Another observation of the study was that increasing salt intake appeared to be beneficial across the spectrum of patients.
“There are some patients who have very high levels of sympathetic activation and there have been anecdotal reports that increased salt may not work as well in this group,” he said. “In this study, we did not differentiate, but mean norepinephrine levels were very high and many patients would be considered hyperadrenergic. Our results suggest that this treatment will also help these patients.”
He noted that sodium intake increased in this study only through diet. “We had a special metabolic kitchen. In clinical practice, we advise patients to add regular table salt to their foods and we only use salt tablets when they can’t tolerate so much salt in their diet.”
Recognizing that there may be concerns hypertension with long-term use of this treatment, Raj said there were no signs of an increase in blood pressure in this study. “But for now, it should be considered short-term therapy and patients need to be reviewed every few years as their physiology changes,” he said.

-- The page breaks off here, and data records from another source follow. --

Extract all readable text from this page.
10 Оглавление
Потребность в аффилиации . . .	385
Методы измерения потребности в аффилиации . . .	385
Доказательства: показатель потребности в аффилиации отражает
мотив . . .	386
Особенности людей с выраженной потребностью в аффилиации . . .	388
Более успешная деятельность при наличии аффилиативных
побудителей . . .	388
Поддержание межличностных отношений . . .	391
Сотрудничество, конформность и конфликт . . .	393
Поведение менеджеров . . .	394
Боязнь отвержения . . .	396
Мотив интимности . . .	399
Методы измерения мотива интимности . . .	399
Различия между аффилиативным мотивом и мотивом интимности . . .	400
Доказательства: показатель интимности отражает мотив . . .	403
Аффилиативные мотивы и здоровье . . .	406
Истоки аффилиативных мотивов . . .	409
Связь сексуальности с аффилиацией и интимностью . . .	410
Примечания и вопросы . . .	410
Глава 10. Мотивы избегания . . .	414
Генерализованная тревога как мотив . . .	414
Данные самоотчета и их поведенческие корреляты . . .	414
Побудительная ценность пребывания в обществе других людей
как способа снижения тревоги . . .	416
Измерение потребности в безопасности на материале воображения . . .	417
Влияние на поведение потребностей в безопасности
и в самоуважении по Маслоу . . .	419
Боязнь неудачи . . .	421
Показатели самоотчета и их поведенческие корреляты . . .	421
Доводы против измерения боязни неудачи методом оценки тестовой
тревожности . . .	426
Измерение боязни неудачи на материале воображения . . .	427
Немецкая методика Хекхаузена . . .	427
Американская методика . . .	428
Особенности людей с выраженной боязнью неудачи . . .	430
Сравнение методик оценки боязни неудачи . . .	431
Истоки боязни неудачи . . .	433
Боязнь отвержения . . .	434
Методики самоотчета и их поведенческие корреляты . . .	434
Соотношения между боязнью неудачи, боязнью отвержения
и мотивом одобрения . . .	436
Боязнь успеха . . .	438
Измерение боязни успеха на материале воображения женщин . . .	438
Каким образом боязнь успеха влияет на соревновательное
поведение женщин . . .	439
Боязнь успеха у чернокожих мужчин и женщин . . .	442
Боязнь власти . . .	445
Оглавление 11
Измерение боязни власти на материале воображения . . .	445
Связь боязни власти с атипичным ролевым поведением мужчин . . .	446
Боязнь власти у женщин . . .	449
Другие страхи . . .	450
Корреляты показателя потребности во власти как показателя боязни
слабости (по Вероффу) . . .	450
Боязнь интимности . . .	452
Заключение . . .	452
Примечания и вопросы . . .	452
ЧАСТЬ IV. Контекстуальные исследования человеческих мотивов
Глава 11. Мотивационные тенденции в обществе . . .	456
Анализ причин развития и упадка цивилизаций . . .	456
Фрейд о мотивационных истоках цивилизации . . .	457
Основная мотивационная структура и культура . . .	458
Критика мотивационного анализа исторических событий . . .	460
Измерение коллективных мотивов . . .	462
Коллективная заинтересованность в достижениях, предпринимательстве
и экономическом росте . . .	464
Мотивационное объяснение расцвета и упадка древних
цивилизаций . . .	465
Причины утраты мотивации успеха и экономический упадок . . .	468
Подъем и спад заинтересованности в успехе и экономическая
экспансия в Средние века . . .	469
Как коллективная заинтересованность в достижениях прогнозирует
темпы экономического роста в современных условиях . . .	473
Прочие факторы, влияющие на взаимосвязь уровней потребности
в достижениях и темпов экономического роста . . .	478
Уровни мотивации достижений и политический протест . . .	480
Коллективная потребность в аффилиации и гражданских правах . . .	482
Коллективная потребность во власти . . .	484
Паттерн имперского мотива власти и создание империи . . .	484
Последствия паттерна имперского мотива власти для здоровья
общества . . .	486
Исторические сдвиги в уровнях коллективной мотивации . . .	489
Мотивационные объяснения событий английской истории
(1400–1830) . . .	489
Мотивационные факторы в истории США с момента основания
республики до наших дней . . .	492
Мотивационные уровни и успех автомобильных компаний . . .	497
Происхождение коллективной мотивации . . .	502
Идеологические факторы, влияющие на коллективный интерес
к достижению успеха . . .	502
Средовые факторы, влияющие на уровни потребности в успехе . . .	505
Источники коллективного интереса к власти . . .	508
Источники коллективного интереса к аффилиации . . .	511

The authors estimate that POTS affects up to 1% of the population. Because there is currently no diagnostic code for the condition, all incidence data are estimates.
Raj points out that there are potentially many people affected, but there is little recognition of the disease among patients and doctors.

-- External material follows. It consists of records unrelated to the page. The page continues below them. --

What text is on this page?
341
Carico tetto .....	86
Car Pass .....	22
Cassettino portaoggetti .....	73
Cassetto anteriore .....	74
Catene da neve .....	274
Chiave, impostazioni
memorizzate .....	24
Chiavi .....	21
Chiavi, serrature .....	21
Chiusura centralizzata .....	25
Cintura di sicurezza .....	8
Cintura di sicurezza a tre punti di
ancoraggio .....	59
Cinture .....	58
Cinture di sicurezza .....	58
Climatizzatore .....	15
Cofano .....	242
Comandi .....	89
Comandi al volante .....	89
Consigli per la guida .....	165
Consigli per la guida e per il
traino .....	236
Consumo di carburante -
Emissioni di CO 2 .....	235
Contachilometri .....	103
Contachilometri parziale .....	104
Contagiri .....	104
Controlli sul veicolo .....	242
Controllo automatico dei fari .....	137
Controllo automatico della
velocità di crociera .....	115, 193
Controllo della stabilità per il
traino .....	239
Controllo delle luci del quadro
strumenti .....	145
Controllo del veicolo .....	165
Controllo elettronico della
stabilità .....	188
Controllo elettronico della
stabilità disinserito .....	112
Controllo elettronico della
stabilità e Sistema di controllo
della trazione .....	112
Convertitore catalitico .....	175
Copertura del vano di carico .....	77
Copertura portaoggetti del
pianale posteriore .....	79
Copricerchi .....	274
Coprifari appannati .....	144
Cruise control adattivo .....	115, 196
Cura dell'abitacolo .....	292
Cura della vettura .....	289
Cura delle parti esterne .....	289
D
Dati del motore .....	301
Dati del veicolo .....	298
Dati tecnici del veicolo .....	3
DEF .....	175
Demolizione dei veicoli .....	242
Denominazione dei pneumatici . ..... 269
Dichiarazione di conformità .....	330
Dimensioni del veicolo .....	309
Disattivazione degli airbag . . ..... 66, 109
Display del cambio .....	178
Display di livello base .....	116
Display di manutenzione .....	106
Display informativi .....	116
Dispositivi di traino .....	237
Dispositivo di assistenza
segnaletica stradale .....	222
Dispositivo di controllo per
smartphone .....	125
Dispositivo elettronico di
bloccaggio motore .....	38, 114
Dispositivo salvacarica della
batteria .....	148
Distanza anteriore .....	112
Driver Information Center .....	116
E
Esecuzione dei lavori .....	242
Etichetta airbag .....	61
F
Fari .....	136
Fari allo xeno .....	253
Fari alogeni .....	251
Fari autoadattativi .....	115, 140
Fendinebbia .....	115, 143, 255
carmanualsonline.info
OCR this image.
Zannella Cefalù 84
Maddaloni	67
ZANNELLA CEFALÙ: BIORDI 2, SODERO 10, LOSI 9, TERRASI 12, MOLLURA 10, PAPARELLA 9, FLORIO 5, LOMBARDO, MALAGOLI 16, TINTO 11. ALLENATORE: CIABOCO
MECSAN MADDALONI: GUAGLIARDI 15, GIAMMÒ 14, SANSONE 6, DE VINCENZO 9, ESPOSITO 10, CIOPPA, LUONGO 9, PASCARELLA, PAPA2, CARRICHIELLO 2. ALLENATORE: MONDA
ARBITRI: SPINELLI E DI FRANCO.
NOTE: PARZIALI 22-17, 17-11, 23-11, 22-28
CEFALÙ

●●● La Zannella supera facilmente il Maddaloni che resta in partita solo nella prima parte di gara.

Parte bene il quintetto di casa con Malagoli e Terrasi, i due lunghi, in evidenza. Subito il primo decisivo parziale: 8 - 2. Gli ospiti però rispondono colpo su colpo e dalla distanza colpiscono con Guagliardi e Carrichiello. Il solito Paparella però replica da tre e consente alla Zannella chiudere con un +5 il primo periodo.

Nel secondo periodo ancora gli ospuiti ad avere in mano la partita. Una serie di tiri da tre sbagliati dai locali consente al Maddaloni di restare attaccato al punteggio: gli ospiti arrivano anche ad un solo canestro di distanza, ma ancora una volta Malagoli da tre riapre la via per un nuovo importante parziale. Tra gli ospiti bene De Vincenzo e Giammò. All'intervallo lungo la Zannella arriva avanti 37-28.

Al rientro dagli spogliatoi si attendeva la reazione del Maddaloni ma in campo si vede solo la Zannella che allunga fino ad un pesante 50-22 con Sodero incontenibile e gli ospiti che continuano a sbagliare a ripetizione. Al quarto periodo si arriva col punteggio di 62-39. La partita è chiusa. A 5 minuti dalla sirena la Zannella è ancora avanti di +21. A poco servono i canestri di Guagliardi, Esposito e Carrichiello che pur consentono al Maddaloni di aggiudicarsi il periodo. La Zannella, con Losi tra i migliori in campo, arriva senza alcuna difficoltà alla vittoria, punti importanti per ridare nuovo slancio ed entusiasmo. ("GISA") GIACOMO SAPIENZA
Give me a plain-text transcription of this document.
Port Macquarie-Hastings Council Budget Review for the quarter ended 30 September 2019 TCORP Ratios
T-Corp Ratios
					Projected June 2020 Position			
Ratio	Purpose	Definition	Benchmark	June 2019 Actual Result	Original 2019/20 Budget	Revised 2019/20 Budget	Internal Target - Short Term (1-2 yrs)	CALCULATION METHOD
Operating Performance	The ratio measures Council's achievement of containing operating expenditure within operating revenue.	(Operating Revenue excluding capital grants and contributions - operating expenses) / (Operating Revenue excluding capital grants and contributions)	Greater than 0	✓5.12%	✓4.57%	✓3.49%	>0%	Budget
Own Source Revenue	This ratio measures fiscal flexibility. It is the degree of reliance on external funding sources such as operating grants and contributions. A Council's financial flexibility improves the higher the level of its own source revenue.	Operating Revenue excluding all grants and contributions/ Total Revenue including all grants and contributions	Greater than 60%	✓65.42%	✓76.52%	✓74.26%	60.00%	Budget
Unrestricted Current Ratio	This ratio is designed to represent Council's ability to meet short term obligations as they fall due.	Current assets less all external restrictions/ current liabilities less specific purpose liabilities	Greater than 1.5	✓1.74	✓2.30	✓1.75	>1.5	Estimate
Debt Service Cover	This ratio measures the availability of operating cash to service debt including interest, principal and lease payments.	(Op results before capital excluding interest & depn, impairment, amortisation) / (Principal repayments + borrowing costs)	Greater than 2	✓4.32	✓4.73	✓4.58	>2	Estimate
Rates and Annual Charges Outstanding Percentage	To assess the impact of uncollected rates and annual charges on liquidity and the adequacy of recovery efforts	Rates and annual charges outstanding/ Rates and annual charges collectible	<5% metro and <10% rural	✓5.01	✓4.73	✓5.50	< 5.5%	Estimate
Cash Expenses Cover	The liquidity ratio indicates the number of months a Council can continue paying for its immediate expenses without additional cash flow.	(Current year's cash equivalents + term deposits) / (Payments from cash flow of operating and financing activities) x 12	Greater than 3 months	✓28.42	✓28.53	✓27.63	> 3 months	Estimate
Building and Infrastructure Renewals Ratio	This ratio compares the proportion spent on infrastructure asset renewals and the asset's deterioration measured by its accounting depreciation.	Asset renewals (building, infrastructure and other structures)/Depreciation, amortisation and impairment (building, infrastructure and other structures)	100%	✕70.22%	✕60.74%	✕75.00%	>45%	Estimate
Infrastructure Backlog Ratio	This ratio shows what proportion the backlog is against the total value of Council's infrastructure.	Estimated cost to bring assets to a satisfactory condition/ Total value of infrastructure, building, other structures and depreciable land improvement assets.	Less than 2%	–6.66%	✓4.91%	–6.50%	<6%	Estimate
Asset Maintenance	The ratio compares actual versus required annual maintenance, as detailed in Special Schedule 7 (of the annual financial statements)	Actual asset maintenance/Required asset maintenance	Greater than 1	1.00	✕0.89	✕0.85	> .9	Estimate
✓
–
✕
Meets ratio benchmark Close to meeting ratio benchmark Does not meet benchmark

“Many GPs are unaware of the POTS,” he noted. “Patients often have to investigate their symptoms themselves and inform their doctor about the disease. Many patients wait years and usually see many different doctors before receiving a correct diagnosis.”

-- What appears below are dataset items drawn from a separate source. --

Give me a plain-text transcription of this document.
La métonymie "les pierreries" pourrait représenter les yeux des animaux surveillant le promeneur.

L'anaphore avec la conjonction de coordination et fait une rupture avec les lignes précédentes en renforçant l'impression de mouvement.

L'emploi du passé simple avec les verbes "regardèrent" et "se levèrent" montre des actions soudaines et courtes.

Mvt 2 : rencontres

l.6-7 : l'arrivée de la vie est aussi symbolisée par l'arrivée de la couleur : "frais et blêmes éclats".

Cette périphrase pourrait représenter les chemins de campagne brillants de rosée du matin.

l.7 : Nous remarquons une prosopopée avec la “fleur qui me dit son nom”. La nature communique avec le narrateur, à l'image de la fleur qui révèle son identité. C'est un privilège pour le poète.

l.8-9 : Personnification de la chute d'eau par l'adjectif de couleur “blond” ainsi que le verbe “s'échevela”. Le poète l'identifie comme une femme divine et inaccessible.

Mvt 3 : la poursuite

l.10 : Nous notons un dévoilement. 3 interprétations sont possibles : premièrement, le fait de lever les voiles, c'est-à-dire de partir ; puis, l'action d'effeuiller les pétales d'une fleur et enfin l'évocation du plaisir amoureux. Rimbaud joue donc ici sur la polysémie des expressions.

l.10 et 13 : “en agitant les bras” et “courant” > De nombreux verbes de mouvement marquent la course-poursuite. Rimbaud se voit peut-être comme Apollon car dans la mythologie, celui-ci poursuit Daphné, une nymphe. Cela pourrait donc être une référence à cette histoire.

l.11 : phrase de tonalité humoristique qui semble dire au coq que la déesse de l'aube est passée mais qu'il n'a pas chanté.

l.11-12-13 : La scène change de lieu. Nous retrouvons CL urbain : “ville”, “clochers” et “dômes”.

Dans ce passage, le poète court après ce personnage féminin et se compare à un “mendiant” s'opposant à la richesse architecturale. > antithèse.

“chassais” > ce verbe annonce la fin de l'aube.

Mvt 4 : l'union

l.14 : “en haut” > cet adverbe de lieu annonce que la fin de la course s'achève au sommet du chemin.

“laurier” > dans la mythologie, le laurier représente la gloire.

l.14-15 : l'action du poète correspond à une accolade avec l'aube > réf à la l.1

He explained that patients with POTS are often diagnosed with a psychiatric illness. “They are mostly young women with palpitations, heartbeat, tremor, which is often labeled as anxiety,” she said.
Raj urges doctors to consider POTS if patients present with symptoms that are worse when standing up. The diagnosis is confirmed if blood pressure does not drop when standing, but the heart rate increases by at least 30 beats / min.
He points out that there are not enough specialists in this disease, so family doctors need to be able to diagnose and start treatment. If more aggressive treatment is required, patients may be referred to a specialist.
“One of the problems is that this condition is found in different medical specialties. No field has it, so it tends to be ignored. But there are doctors who are interested in POTS and the key is to find one.
“We have finally established that this sodium-rich diet works as a treatment for POTS,” he concluded. “We’ve been using it for a long time, but we now have evidence of its use across the spectrum of patients.”
In a accompanying editorial, Blair P. Grubb, MD, University of Toledo Medical Center, Toledo, Ohio, says that this “magnificent study by Garland et al helps us better establish our understanding of the pathophysiological process that takes place in POTS, while providing a good evidence of the increase in dietary sodium as one of the fundamental pillars of treatment “.
He adds that the field needs more studies of this kind “in our research to better understand POTS and develop therapeutic modalities to help those suffering from this debilitating disease.”
The study was supported in part by the National Heart, Lung and Blood Institute, the National Center for the Advancement of Translation Sciences, and Vanderbilt’s core hormone and analytical services. Raj has been a consultant for Lundbeck NA Ltd and Theravance; he has been chairman of the data monitoring and security board of Arena Pharmaceuticals and as a researcher in the Canadian Cardiac Arrhythmia Network; and has been a member of the medical advisory board of Dysautonomia International and PoTS UK, both without financial compensation.